Re: Data enrichment using several keys

Posted by Dirk Arends <di...@fontis.com.au>.
Hi Valentina,

Not sure if this will work for you, but I have achieved 2 key lookups using
a LookupService by creating a composite field in the csv. Admittedly I was
creating the csv in nifi from another data source so I had control of the
CSV's shape.

You may be able to form a composite key in your streamed data without
needing a script but I wrote a custom groovy script to combine the two
fields in my dataset on the fly to use in the look up.

// Near the start of the `onTrigger`
        def lookupService =
context.getProperty(RECORD_LOOKUP).asControllerService(LookupService)

// Located in a function called from both locations of `// TODO process
first record`
            final Optional<?> lookupValueOption

            def key =
"${record.getValue('ReferenceTypeId')}-${record.getValue('Id')}".toString()

            def lookupCoordinates = ['key':key]

            try {
                lookupValueOption = lookupService.lookup(lookupCoordinates)
            } catch (final Exception e) {
                throw new ProcessException('Failed to lookup coordinates '
+ lookupCoordinates + ' in Lookup Service', e)
            }

            if (!lookupValueOption.isPresent()) {
                getLogger().debug('Reference ' + lookupCoordinates + ' not
found in Lookup Service. Not adding to reference map')
                continue
            }

            def Record lookupRecord = (Record) lookupValueOption.get()
            def referenceTypeCode =
lookupRecord.getValue('ReferenceTypeCode')

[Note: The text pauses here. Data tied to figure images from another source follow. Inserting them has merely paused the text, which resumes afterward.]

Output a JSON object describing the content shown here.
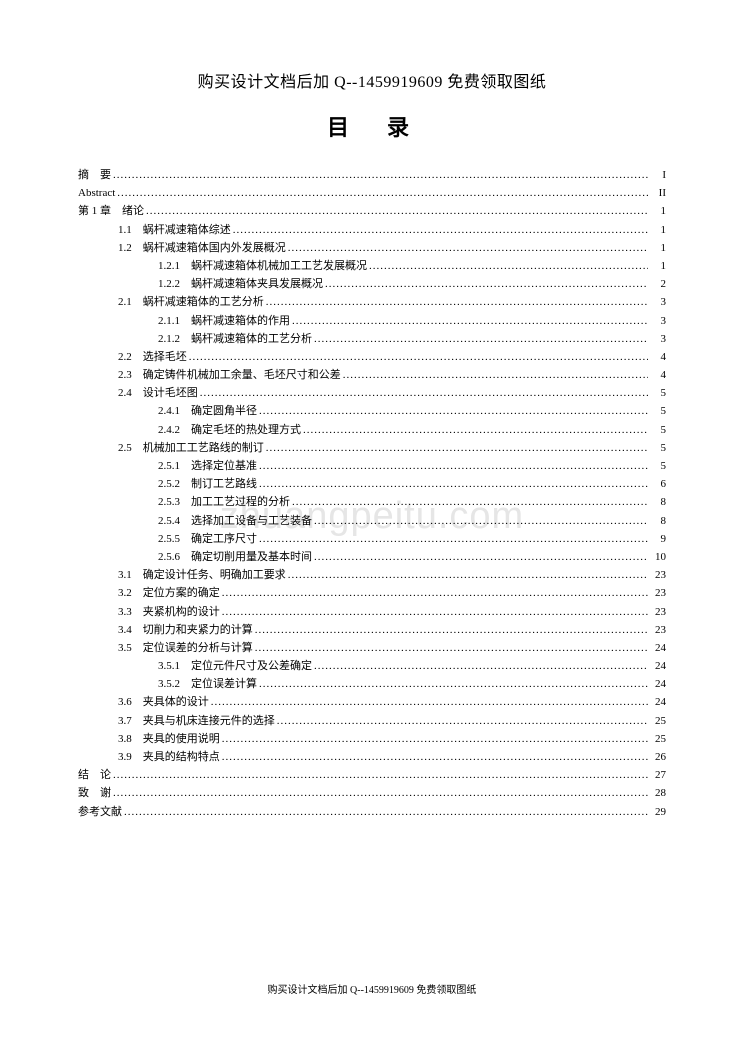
{
  "header": "购买设计文档后加 Q--1459919609 免费领取图纸",
  "title": "目　录",
  "watermark": "zhuangpeitu.com",
  "footer": "购买设计文档后加 Q--1459919609 免费领取图纸",
  "toc": [
    {
      "indent": 0,
      "label": "摘　要",
      "page": "I"
    },
    {
      "indent": 0,
      "label": "Abstract",
      "page": "II"
    },
    {
      "indent": 0,
      "label": "第 1 章　绪论",
      "page": "1"
    },
    {
      "indent": 1,
      "label": "1.1　蜗杆减速箱体综述",
      "page": "1"
    },
    {
      "indent": 1,
      "label": "1.2　蜗杆减速箱体国内外发展概况",
      "page": "1"
    },
    {
      "indent": 2,
      "label": "1.2.1　蜗杆减速箱体机械加工工艺发展概况",
      "page": "1"
    },
    {
      "indent": 2,
      "label": "1.2.2　蜗杆减速箱体夹具发展概况",
      "page": "2"
    },
    {
      "indent": 1,
      "label": "2.1　蜗杆减速箱体的工艺分析",
      "page": "3"
    },
    {
      "indent": 2,
      "label": "2.1.1　蜗杆减速箱体的作用",
      "page": "3"
    },
    {
      "indent": 2,
      "label": "2.1.2　蜗杆减速箱体的工艺分析",
      "page": "3"
    },
    {
      "indent": 1,
      "label": "2.2　选择毛坯",
      "page": "4"
    },
    {
      "indent": 1,
      "label": "2.3　确定铸件机械加工余量、毛坯尺寸和公差",
      "page": "4"
    },
    {
      "indent": 1,
      "label": "2.4　设计毛坯图",
      "page": "5"
    },
    {
      "indent": 2,
      "label": "2.4.1　确定圆角半径",
      "page": "5"
    },
    {
      "indent": 2,
      "label": "2.4.2　确定毛坯的热处理方式",
      "page": "5"
    },
    {
      "indent": 1,
      "label": "2.5　机械加工工艺路线的制订",
      "page": "5"
    },
    {
      "indent": 2,
      "label": "2.5.1　选择定位基准",
      "page": "5"
    },
    {
      "indent": 2,
      "label": "2.5.2　制订工艺路线",
      "page": "6"
    },
    {
      "indent": 2,
      "label": "2.5.3　加工工艺过程的分析",
      "page": "8"
    },
    {
      "indent": 2,
      "label": "2.5.4　选择加工设备与工艺装备",
      "page": "8"
    },
    {
      "indent": 2,
      "label": "2.5.5　确定工序尺寸",
      "page": "9"
    },
    {
      "indent": 2,
      "label": "2.5.6　确定切削用量及基本时间",
      "page": "10"
    },
    {
      "indent": 1,
      "label": "3.1　确定设计任务、明确加工要求",
      "page": "23"
    },
    {
      "indent": 1,
      "label": "3.2　定位方案的确定",
      "page": "23"
    },
    {
      "indent": 1,
      "label": "3.3　夹紧机构的设计",
      "page": "23"
    },
    {
      "indent": 1,
      "label": "3.4　切削力和夹紧力的计算",
      "page": "23"
    },
    {
      "indent": 1,
      "label": "3.5　定位误差的分析与计算",
      "page": "24"
    },
    {
      "indent": 2,
      "label": "3.5.1　定位元件尺寸及公差确定",
      "page": "24"
    },
    {
      "indent": 2,
      "label": "3.5.2　定位误差计算",
      "page": "24"
    },
    {
      "indent": 1,
      "label": "3.6　夹具体的设计",
      "page": "24"
    },
    {
      "indent": 1,
      "label": "3.7　夹具与机床连接元件的选择",
      "page": "25"
    },
    {
      "indent": 1,
      "label": "3.8　夹具的使用说明",
      "page": "25"
    },
    {
      "indent": 1,
      "label": "3.9　夹具的结构特点",
      "page": "26"
    },
    {
      "indent": 0,
      "label": "结　论",
      "page": "27"
    },
    {
      "indent": 0,
      "label": "致　谢",
      "page": "28"
    },
    {
      "indent": 0,
      "label": "参考文献",
      "page": "29"
    }
  ]
}
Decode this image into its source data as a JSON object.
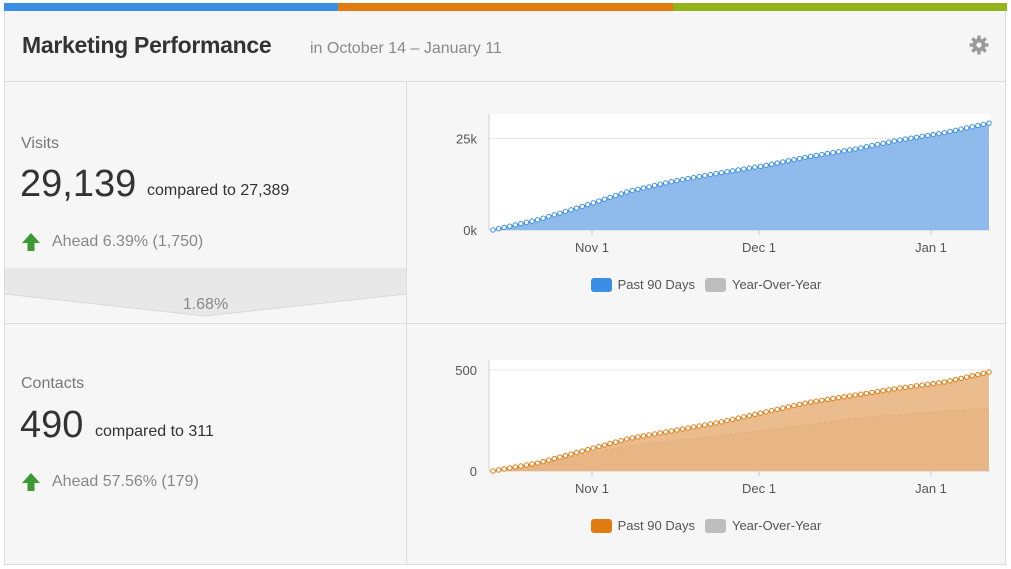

Matthew's blog post(s) helped me immensely with this adventure:

http://funnifi.blogspot.com/2019/04/record-processing-with.html

See how you go.

Cheers,
Dirk.

On Fri, 20 Nov 2020 at 02:29, Valentina Ivanova <va...@ri.se>
wrote:

> Hello everyone!
>
> I am working on the following data enrichment scenario. I am receiving a
> streaming data from which I am extracting several attributes. Now I want to
> use three of these attributes as keys to query a csv file and retrieve two
> values from it. (Something equivalent to this SQL statement)
> SELECT value1, value2 FROM csv_file WHERE key1=att_key_1 and
> key2=att_key_2 and key3=att_key_3
> I made this scenario work using QueryRecord, however, I need to read the
> csv file every time I receive the streaming data - which does not seem
> really scalable solution.
>
> I have looked for other options and read about LookupRecord[1] and
> LookupAttribute[2] which are build for such scenarios but unfortunately the
> respective LookupServices does not seem to allow specifying more than one
> key. I always get an ERROR saying that the expected key should be one of
> [my csv file attributes]. (Using one key at a time also results in an error
> saying that the values for it repeat which is the case as only the
> combination of the three is unique)
>
> So I am wondering if someone has encountered a similar problem and can
> provide any advice.  (For now I would prefer not to implement a custom
> processor but if nothing works any directions and templates that would help
> will be also very appreciated.)
>
> Many thanks in advance,
>
> Valentina
>
>
> [1]
> https://community.cloudera.com/t5/Community-Articles/Data-flow-enrichment-with-NiFi-part-1-LookupRecord-processor/ta-p/246940
> [2]
> https://community.cloudera.com/t5/Community-Articles/Data-flow-enrichment-with-NiFi-part-2-LookupAttribute/ta-p/247072
>
>

-- 
Regards,

--
Dirk Arends